Frankreichs Regierung hat den Ausnahmezustand über das Land nach den tödlichen Terroranschlägen von Paris im Jahr 2015 zur Bekämpfung des Terrorismus verhängt und seither sechsmal verlängert. Er soll am 1. November endgültig auslaufen.

Zu den Kernpunkten der neuen Regelung gehört, dass Behörden ohne vorherigen richterlichen Beschluss Unterkünfte von Personen durchsuchen können, die terroristischer Verbindungen verdächtigt werden. Bis zu vier Stunden dürfen diese Menschen auch festgehalten werden. Daten, Gegenstände und Dokumente dürfen ebenfalls leichter beschlagnahmt werden. Behörden dürfen die Bewegungsfreiheit von Verdächtigen bis zur Dauer eines Jahres einschränken. Diese müssen sich so lange täglich bei der Polizei melden.

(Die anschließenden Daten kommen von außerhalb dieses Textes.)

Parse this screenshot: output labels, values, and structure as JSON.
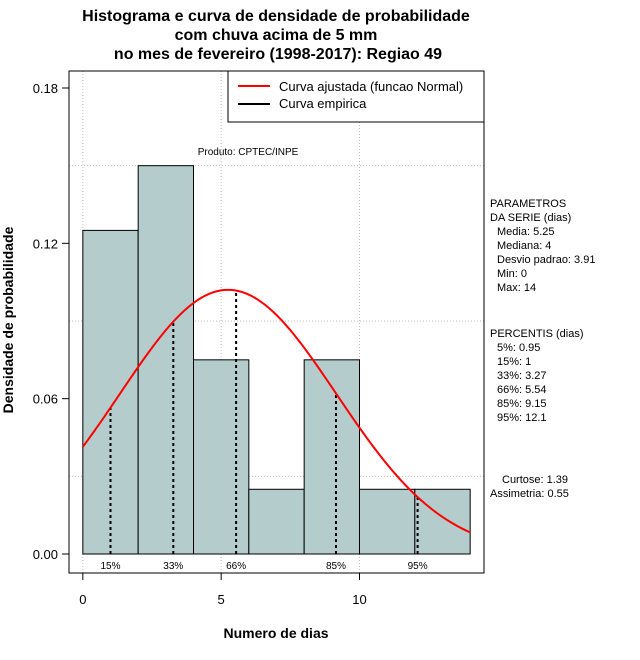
{
  "chart_data": {
    "type": "histogram",
    "title_lines": [
      "Histograma e curva de densidade de probabilidade",
      "com chuva acima de 5 mm",
      "no mes de fevereiro (1998-2017): Regiao 49"
    ],
    "xlabel": "Numero de dias",
    "ylabel": "Densidade de probabilidade",
    "xlim": [
      -0.5,
      14.5
    ],
    "ylim": [
      0,
      0.18
    ],
    "x_ticks": [
      0,
      5,
      10
    ],
    "y_ticks": [
      0.0,
      0.06,
      0.12,
      0.18
    ],
    "y_tick_labels": [
      "0.00",
      "0.06",
      "0.12",
      "0.18"
    ],
    "bins": [
      {
        "x0": 0,
        "x1": 2,
        "density": 0.125
      },
      {
        "x0": 2,
        "x1": 4,
        "density": 0.15
      },
      {
        "x0": 4,
        "x1": 6,
        "density": 0.075
      },
      {
        "x0": 6,
        "x1": 8,
        "density": 0.025
      },
      {
        "x0": 8,
        "x1": 10,
        "density": 0.075
      },
      {
        "x0": 10,
        "x1": 12,
        "density": 0.025
      },
      {
        "x0": 12,
        "x1": 14,
        "density": 0.025
      }
    ],
    "bar_color": "#b5cccc",
    "normal_fit": {
      "mean": 5.25,
      "sd": 3.91,
      "color": "#ff0000",
      "x_range": [
        0,
        14
      ]
    },
    "legend": [
      {
        "label": "Curva ajustada (funcao Normal)",
        "color": "#ff0000"
      },
      {
        "label": "Curva empirica",
        "color": "#000000"
      }
    ],
    "percentile_lines": [
      {
        "label": "15%",
        "x": 1
      },
      {
        "label": "33%",
        "x": 3.27
      },
      {
        "label": "66%",
        "x": 5.54
      },
      {
        "label": "85%",
        "x": 9.15
      },
      {
        "label": "95%",
        "x": 12.1
      }
    ],
    "annotation": "Produto: CPTEC/INPE",
    "side_panel": {
      "params": [
        "PARAMETROS",
        "DA SERIE (dias)",
        "Media: 5.25",
        "Mediana: 4",
        "Desvio padrao: 3.91",
        "Min: 0",
        "Max: 14"
      ],
      "percentis": [
        "PERCENTIS (dias)",
        "5%: 0.95",
        "15%: 1",
        "33%: 3.27",
        "66%: 5.54",
        "85%: 9.15",
        "95%: 12.1"
      ],
      "stats": [
        "Curtose: 1.39",
        "Assimetria: 0.55"
      ]
    }
  }
}
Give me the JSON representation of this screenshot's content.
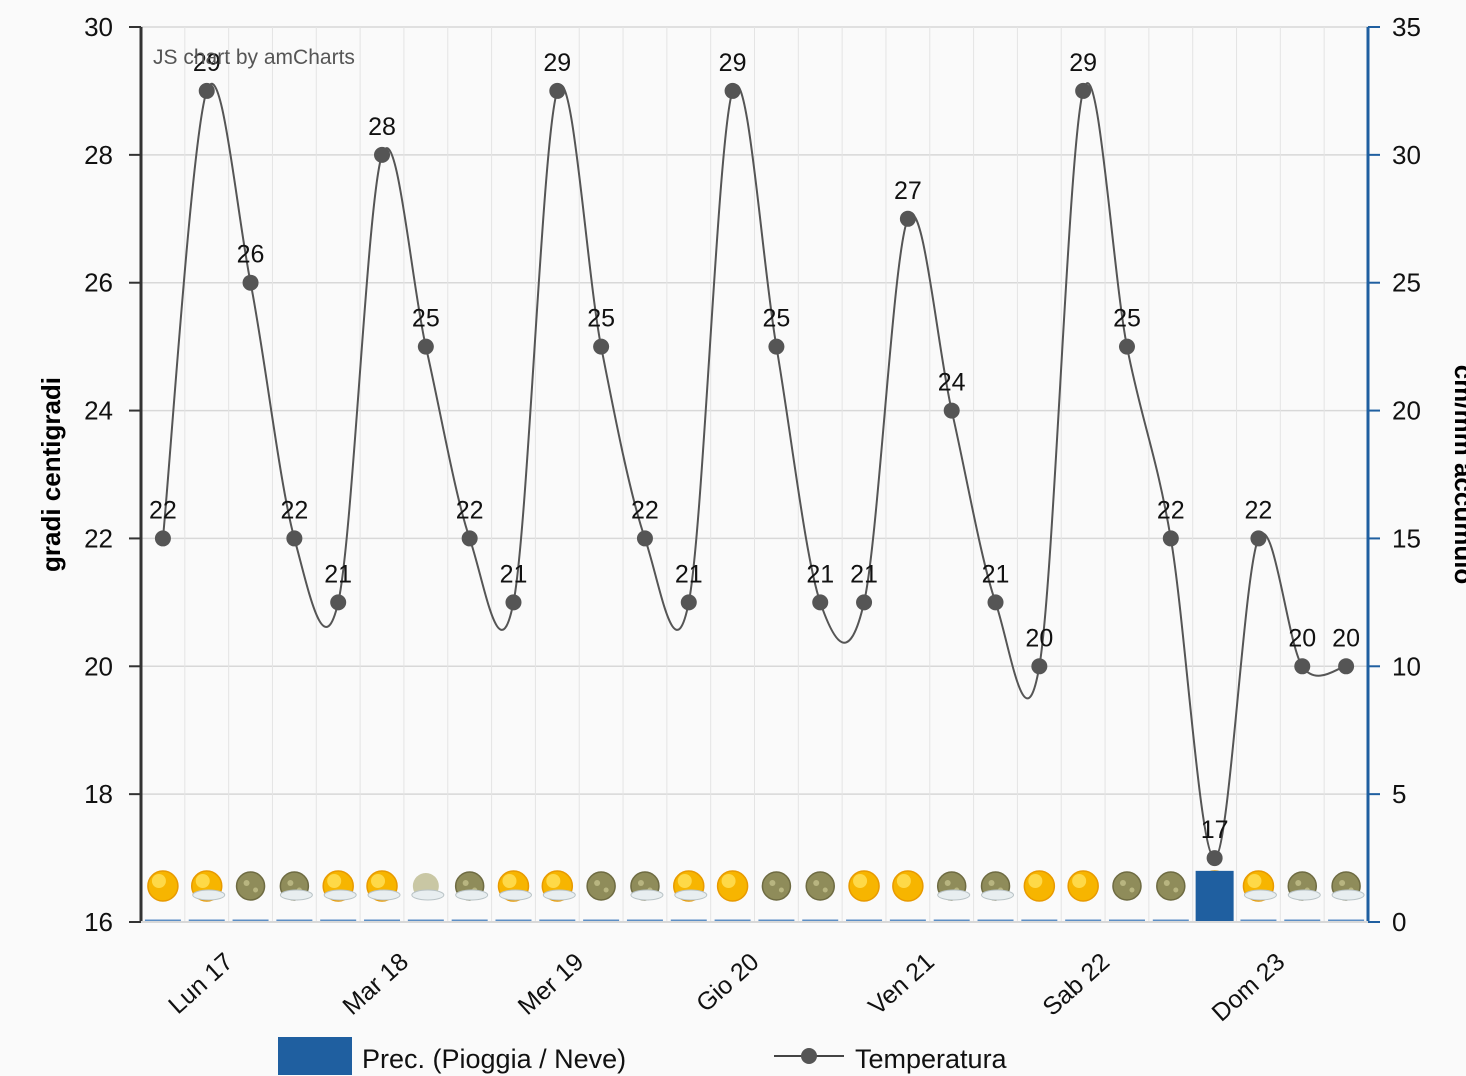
{
  "chart_data": {
    "type": "line",
    "credit": "JS chart by amCharts",
    "ylabel": "gradi centigradi",
    "y2label": "cm/mm accumulo",
    "ylim": [
      16,
      30
    ],
    "y2lim": [
      0,
      35
    ],
    "yticks": [
      16,
      18,
      20,
      22,
      24,
      26,
      28,
      30
    ],
    "y2ticks": [
      0,
      5,
      10,
      15,
      20,
      25,
      30,
      35
    ],
    "grid": true,
    "legend_position": "bottom",
    "day_labels": [
      "Lun 17",
      "Mar 18",
      "Mer 19",
      "Gio 20",
      "Ven 21",
      "Sab 22",
      "Dom 23"
    ],
    "series": [
      {
        "name": "Temperatura",
        "axis": "left",
        "color": "#555555",
        "values": [
          22,
          29,
          26,
          22,
          21,
          28,
          25,
          22,
          21,
          29,
          25,
          22,
          21,
          29,
          25,
          21,
          21,
          27,
          24,
          21,
          20,
          29,
          25,
          22,
          17,
          22,
          20,
          20
        ]
      },
      {
        "name": "Prec. (Pioggia / Neve)",
        "axis": "right",
        "type": "bar",
        "color": "#1f5fa0",
        "values": [
          0,
          0,
          0,
          0,
          0,
          0,
          0,
          0,
          0,
          0,
          0,
          0,
          0,
          0,
          0,
          0,
          0,
          0,
          0,
          0,
          0,
          0,
          0,
          0,
          2,
          0,
          0,
          0
        ]
      }
    ],
    "weather_icons": [
      "sun",
      "sun-cloud",
      "moon",
      "moon-cloud",
      "sun-haze",
      "sun-haze",
      "cloud",
      "moon-cloud",
      "sun-cloud",
      "sun-cloud",
      "moon",
      "moon-cloud",
      "sun-cloud",
      "sun",
      "moon",
      "moon",
      "sun",
      "sun",
      "moon-cloud",
      "moon-cloud",
      "sun",
      "sun",
      "moon",
      "moon",
      "sun-rain",
      "sun-cloud",
      "moon-cloud",
      "moon-cloud"
    ],
    "colors": {
      "line": "#555555",
      "bar": "#1f5fa0",
      "right_axis": "#1f5fa0",
      "left_axis": "#333333",
      "grid": "#d8d8d8"
    }
  }
}
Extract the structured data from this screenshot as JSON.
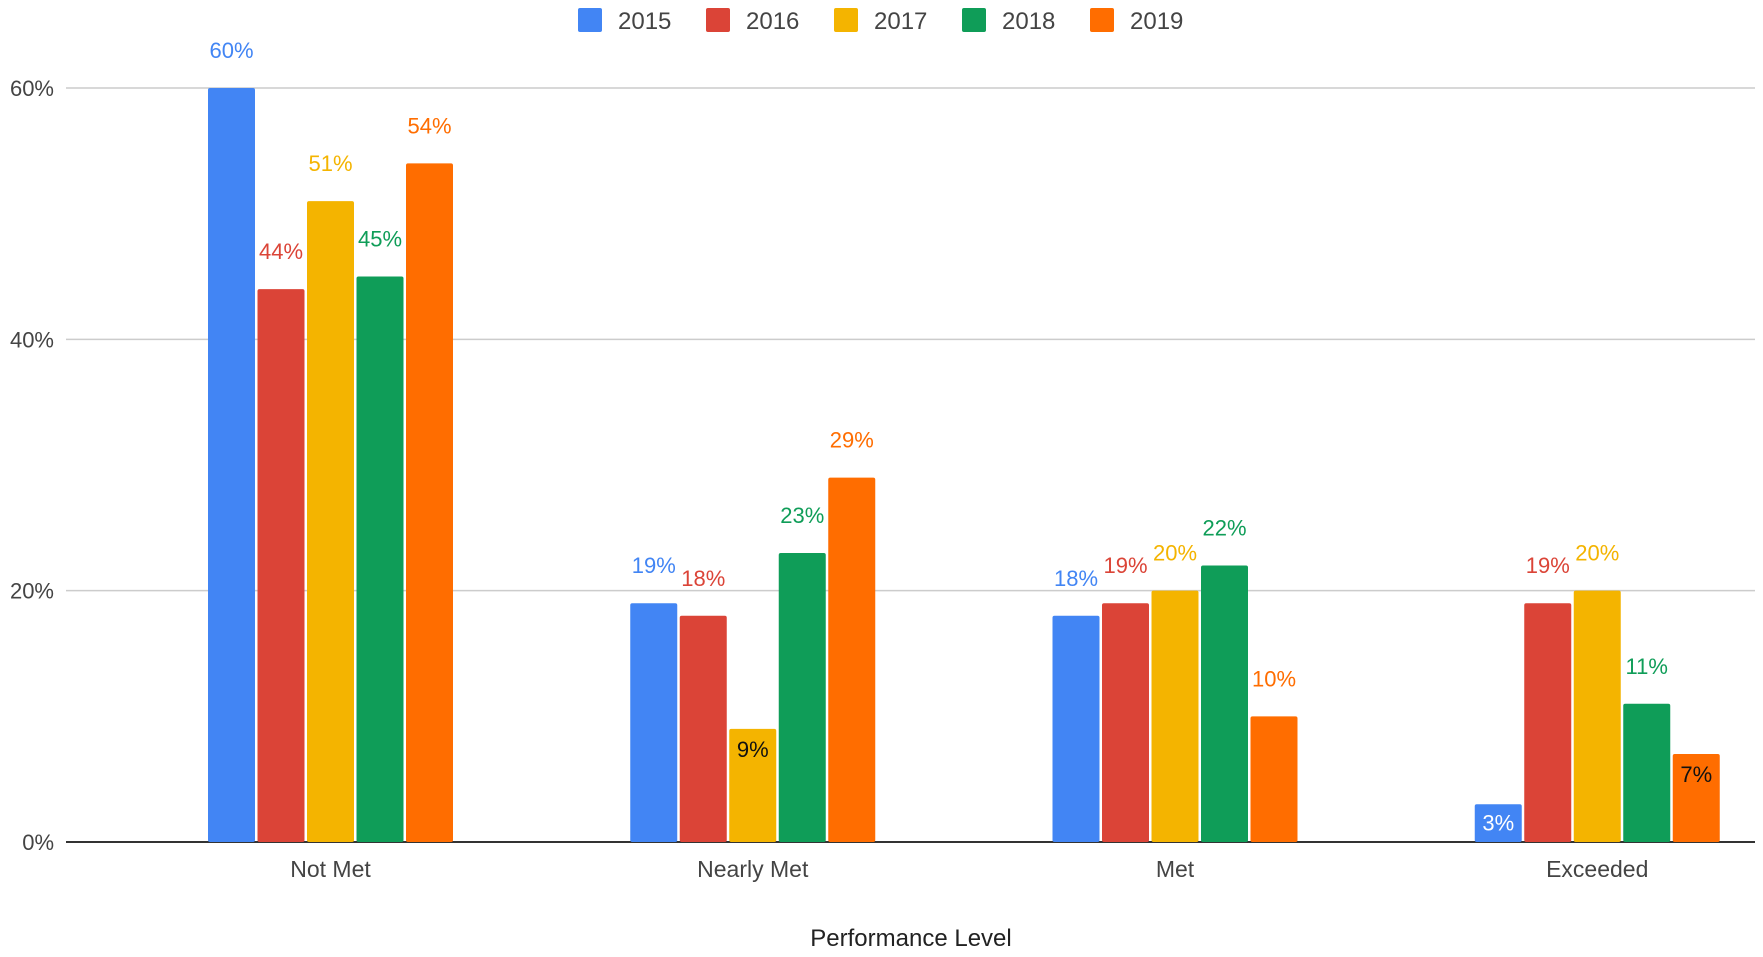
{
  "chart_data": {
    "type": "bar",
    "title": "",
    "xlabel": "Performance Level",
    "ylabel": "",
    "ylim": [
      0,
      0.6
    ],
    "yticks": [
      0,
      0.2,
      0.4,
      0.6
    ],
    "ytick_labels": [
      "0%",
      "20%",
      "40%",
      "60%"
    ],
    "grid": true,
    "legend_position": "top-center",
    "categories": [
      "Not Met",
      "Nearly Met",
      "Met",
      "Exceeded"
    ],
    "series": [
      {
        "name": "2015",
        "color": "#4285F4",
        "values": [
          0.6,
          0.19,
          0.18,
          0.03
        ],
        "labels": [
          "60%",
          "19%",
          "18%",
          "3%"
        ]
      },
      {
        "name": "2016",
        "color": "#DB4437",
        "values": [
          0.44,
          0.18,
          0.19,
          0.19
        ],
        "labels": [
          "44%",
          "18%",
          "19%",
          "19%"
        ]
      },
      {
        "name": "2017",
        "color": "#F4B400",
        "values": [
          0.51,
          0.09,
          0.2,
          0.2
        ],
        "labels": [
          "51%",
          "9%",
          "20%",
          "20%"
        ]
      },
      {
        "name": "2018",
        "color": "#0F9D58",
        "values": [
          0.45,
          0.23,
          0.22,
          0.11
        ],
        "labels": [
          "45%",
          "23%",
          "22%",
          "11%"
        ]
      },
      {
        "name": "2019",
        "color": "#FF6D00",
        "values": [
          0.54,
          0.29,
          0.1,
          0.07
        ],
        "labels": [
          "54%",
          "29%",
          "10%",
          "7%"
        ]
      }
    ]
  }
}
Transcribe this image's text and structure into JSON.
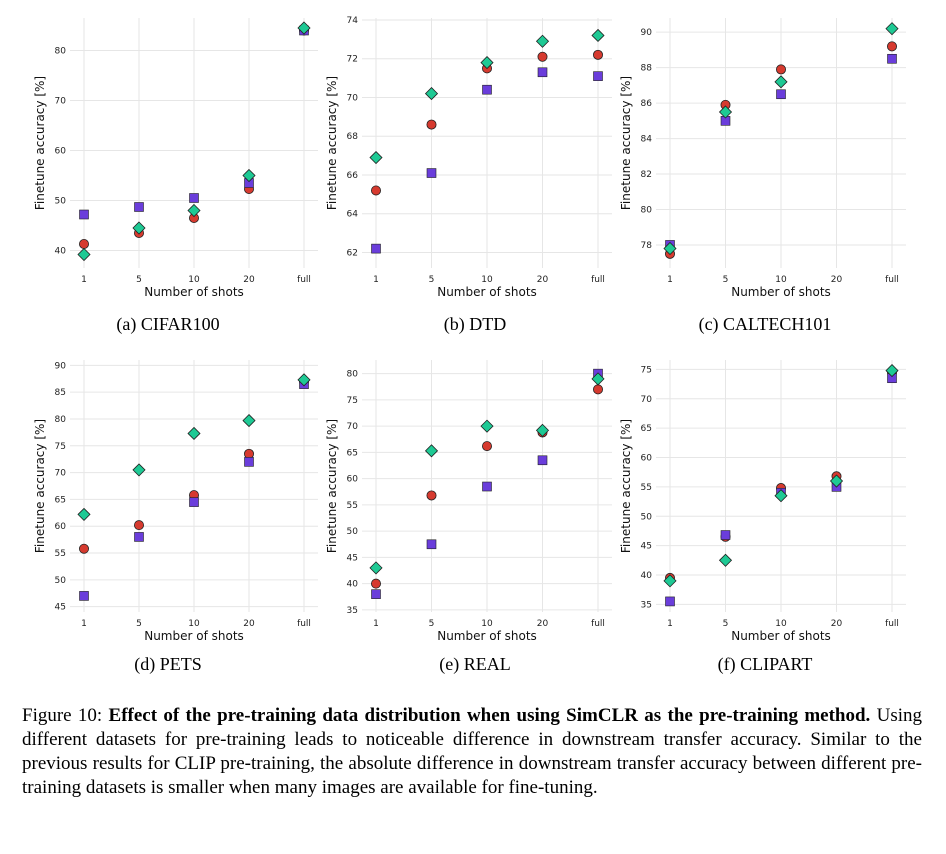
{
  "figure": {
    "caption_label": "Figure 10:",
    "caption_bold": "Effect of the pre-training data distribution when using SimCLR as the pre-training method.",
    "caption_text": " Using different datasets for pre-training leads to noticeable difference in downstream transfer accuracy. Similar to the previous results for CLIP pre-training, the absolute difference in downstream transfer accuracy between different pre-training datasets is smaller when many images are available for fine-tuning."
  },
  "colors": {
    "circle": "#d63a2f",
    "square": "#6a3ddb",
    "diamond": "#1ec994",
    "edge": "#222222",
    "grid": "#e6e6e6"
  },
  "chart_data": [
    {
      "type": "scatter",
      "title": "(a) CIFAR100",
      "xlabel": "Number of shots",
      "ylabel": "Finetune accuracy [%]",
      "categories": [
        "1",
        "5",
        "10",
        "20",
        "full"
      ],
      "yticks": [
        40,
        50,
        60,
        70,
        80
      ],
      "ylim": [
        36.5,
        86.5
      ],
      "series": [
        {
          "marker": "circle",
          "values": [
            41.3,
            43.5,
            46.5,
            52.3,
            84.0
          ]
        },
        {
          "marker": "square",
          "values": [
            47.2,
            48.7,
            50.5,
            53.5,
            84.0
          ]
        },
        {
          "marker": "diamond",
          "values": [
            39.2,
            44.5,
            48.0,
            55.0,
            84.5
          ]
        }
      ]
    },
    {
      "type": "scatter",
      "title": "(b) DTD",
      "xlabel": "Number of shots",
      "ylabel": "Finetune accuracy [%]",
      "categories": [
        "1",
        "5",
        "10",
        "20",
        "full"
      ],
      "yticks": [
        62,
        64,
        66,
        68,
        70,
        72,
        74
      ],
      "ylim": [
        61.2,
        74.1
      ],
      "series": [
        {
          "marker": "circle",
          "values": [
            65.2,
            68.6,
            71.5,
            72.1,
            72.2
          ]
        },
        {
          "marker": "square",
          "values": [
            62.2,
            66.1,
            70.4,
            71.3,
            71.1
          ]
        },
        {
          "marker": "diamond",
          "values": [
            66.9,
            70.2,
            71.8,
            72.9,
            73.2
          ]
        }
      ]
    },
    {
      "type": "scatter",
      "title": "(c) CALTECH101",
      "xlabel": "Number of shots",
      "ylabel": "Finetune accuracy [%]",
      "categories": [
        "1",
        "5",
        "10",
        "20",
        "full"
      ],
      "yticks": [
        78,
        80,
        82,
        84,
        86,
        88,
        90
      ],
      "ylim": [
        76.7,
        90.8
      ],
      "series": [
        {
          "marker": "circle",
          "values": [
            77.5,
            85.9,
            87.9,
            null,
            89.2
          ]
        },
        {
          "marker": "square",
          "values": [
            78.0,
            85.0,
            86.5,
            null,
            88.5
          ]
        },
        {
          "marker": "diamond",
          "values": [
            77.8,
            85.5,
            87.2,
            null,
            90.2
          ]
        }
      ]
    },
    {
      "type": "scatter",
      "title": "(d) PETS",
      "xlabel": "Number of shots",
      "ylabel": "Finetune accuracy [%]",
      "categories": [
        "1",
        "5",
        "10",
        "20",
        "full"
      ],
      "yticks": [
        45,
        50,
        55,
        60,
        65,
        70,
        75,
        80,
        85,
        90
      ],
      "ylim": [
        44,
        91
      ],
      "series": [
        {
          "marker": "circle",
          "values": [
            55.8,
            60.2,
            65.8,
            73.5,
            87.0
          ]
        },
        {
          "marker": "square",
          "values": [
            47.0,
            58.0,
            64.5,
            72.0,
            86.5
          ]
        },
        {
          "marker": "diamond",
          "values": [
            62.2,
            70.5,
            77.3,
            79.7,
            87.3
          ]
        }
      ]
    },
    {
      "type": "scatter",
      "title": "(e) REAL",
      "xlabel": "Number of shots",
      "ylabel": "Finetune accuracy [%]",
      "categories": [
        "1",
        "5",
        "10",
        "20",
        "full"
      ],
      "yticks": [
        35,
        40,
        45,
        50,
        55,
        60,
        65,
        70,
        75,
        80
      ],
      "ylim": [
        34.6,
        82.6
      ],
      "series": [
        {
          "marker": "circle",
          "values": [
            40.0,
            56.8,
            66.2,
            68.8,
            77.0
          ]
        },
        {
          "marker": "square",
          "values": [
            38.0,
            47.5,
            58.5,
            63.5,
            80.0
          ]
        },
        {
          "marker": "diamond",
          "values": [
            43.0,
            65.3,
            70.0,
            69.2,
            79.0
          ]
        }
      ]
    },
    {
      "type": "scatter",
      "title": "(f) CLIPART",
      "xlabel": "Number of shots",
      "ylabel": "Finetune accuracy [%]",
      "categories": [
        "1",
        "5",
        "10",
        "20",
        "full"
      ],
      "yticks": [
        35,
        40,
        45,
        50,
        55,
        60,
        65,
        70,
        75
      ],
      "ylim": [
        33.7,
        76.6
      ],
      "series": [
        {
          "marker": "circle",
          "values": [
            39.5,
            46.5,
            54.8,
            56.8,
            74.5
          ]
        },
        {
          "marker": "square",
          "values": [
            35.5,
            46.8,
            54.0,
            55.0,
            73.5
          ]
        },
        {
          "marker": "diamond",
          "values": [
            39.0,
            42.5,
            53.5,
            56.0,
            74.8
          ]
        }
      ]
    }
  ]
}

Macron fordert nationalen Anti-Radikalisierungsplan

Hochrangige Regionalbeamte erhalten zudem das Recht, Gotteshäuser bis zu sechs Monate zu schließen, wenn sie der Ansicht sind, dass Prediger zu Anschlägen aufrufen oder den Terrorismus verherrlichen. Dies kann ohne jeden von der Polizei erlangten harten Beweis geschehen. "Ideen und Theorien", die von den Anhängern der Prediger geteilt werden, reichen für eine solche Entscheidung schon aus.

Die Polizei hat künftig auch die Befugnis, Personen in gefährdeten Gebieten wie in Grenznähe, auf Bahnhöfen und Flughäfen anzuhalten und ohne weitere Begründung zu durchsuchen.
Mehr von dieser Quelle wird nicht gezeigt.